Bryan County’s Board of Commissioners voted to create the task force at its Nov. 19 meeting, the same night the Richmond Hill City Council also signed up to take part.
Pembroke’s City Council will vote on whether to join in at its December meeting, Mayor Mary Warnell said.
The task force will consist at first of County Administrator Ray Pittman, County Commissioner Carter Infinger and representatives from both cities.
It was one of a number of goals raised at a countywide planning retreat in September as officials discussed the need to insure the county continues to have adequate drinking water.
“We created a wish list and goals for Bryan County to achieve over the next five years,” Pittman said. “One of those goals was creating a continuous and uninterrupted supply of potable water for our future growth.”
He said the task force is “designed to create a road map to assess what we have and how to create a comprehensive water authority to serve all of the potential development within Bryan County, to include both the city of Pembroke and the city of Richmond Hill.”
Booming population growth along the Southeast coast has led to increasing pressure on the Floridan Aquifer, the source of drinking water for millions in several southern states, including Florida, Georgia and South Carolina, which in turn has led to saltwater intrusion into the aquifer in areas such as Hilton Head and Brunswick.
Though the problem of saltwater intrusion is not new and has been a subject of concern in the area since at least the mid-1990s, the state’s Environmental Protection Division has done little to reduce pressure on the aquifer.
But there are signs that’s about to change, some officials say.
“I’ve had several meetings with the EPD over the last several months and it is a big deal,” said Richmond Hill Mayor Harold Fowler. “They want to cut the amount of gallons we’re now allowed to pump. They want to cut that percentage down. And along with that, they want us to look at finding alternative ways of getting water supplies.”

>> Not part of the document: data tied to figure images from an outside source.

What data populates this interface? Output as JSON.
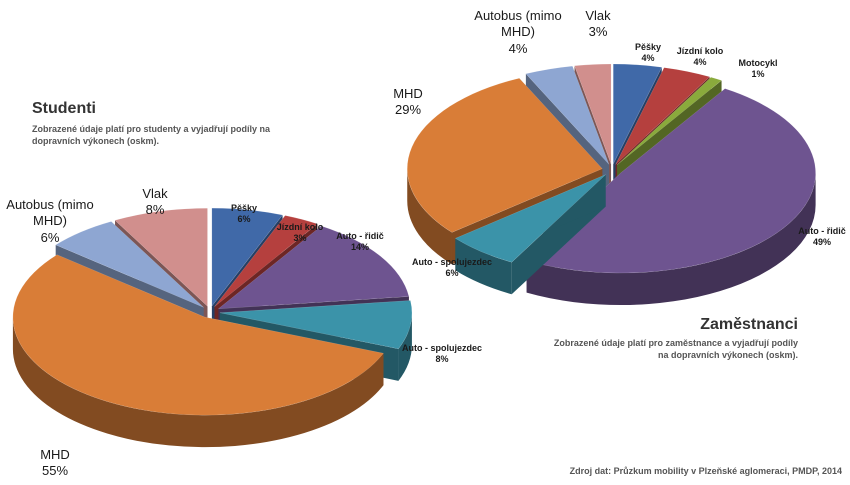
{
  "chart_data": [
    {
      "type": "pie",
      "title": "Studenti",
      "subtitle": "Zobrazené údaje platí pro studenty a vyjadřují podíly na dopravních výkonech (oskm).",
      "categories": [
        "Pěšky",
        "Jízdní kolo",
        "Auto - řidič",
        "Auto - spolujezdec",
        "MHD",
        "Autobus (mimo MHD)",
        "Vlak"
      ],
      "values": [
        6,
        3,
        14,
        8,
        55,
        6,
        8
      ],
      "value_labels": [
        "6%",
        "3%",
        "14%",
        "8%",
        "55%",
        "6%",
        "8%"
      ],
      "colors": [
        "#4069a8",
        "#b5403e",
        "#6e5490",
        "#3b93a9",
        "#d97d37",
        "#8ea6d2",
        "#d18f8d"
      ]
    },
    {
      "type": "pie",
      "title": "Zaměstnanci",
      "subtitle": "Zobrazené údaje platí pro zaměstnance a vyjadřují podíly na dopravních výkonech (oskm).",
      "categories": [
        "Pěšky",
        "Jízdní kolo",
        "Motocykl",
        "Auto - řidič",
        "Auto - spolujezdec",
        "MHD",
        "Autobus (mimo MHD)",
        "Vlak"
      ],
      "values": [
        4,
        4,
        1,
        49,
        6,
        29,
        4,
        3
      ],
      "value_labels": [
        "4%",
        "4%",
        "1%",
        "49%",
        "6%",
        "29%",
        "4%",
        "3%"
      ],
      "colors": [
        "#4069a8",
        "#b5403e",
        "#8aaa3c",
        "#6e5490",
        "#3b93a9",
        "#d97d37",
        "#8ea6d2",
        "#d18f8d"
      ]
    }
  ],
  "source": "Zdroj dat: Průzkum mobility v Plzeňské aglomeraci, PMDP, 2014"
}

Warnell said Pembroke currently has adequate water, but that’s it.
“We’re OK now for now,” she said. “If we have growth, we’re not OK.”
The task force will look at everything from conservation to connection fees to gaining political support and looking into reservoirs for possible water supplies.
The task force will set its own timetable for action, Pittman said, but called water “one of Bryan County’s most significant” issues.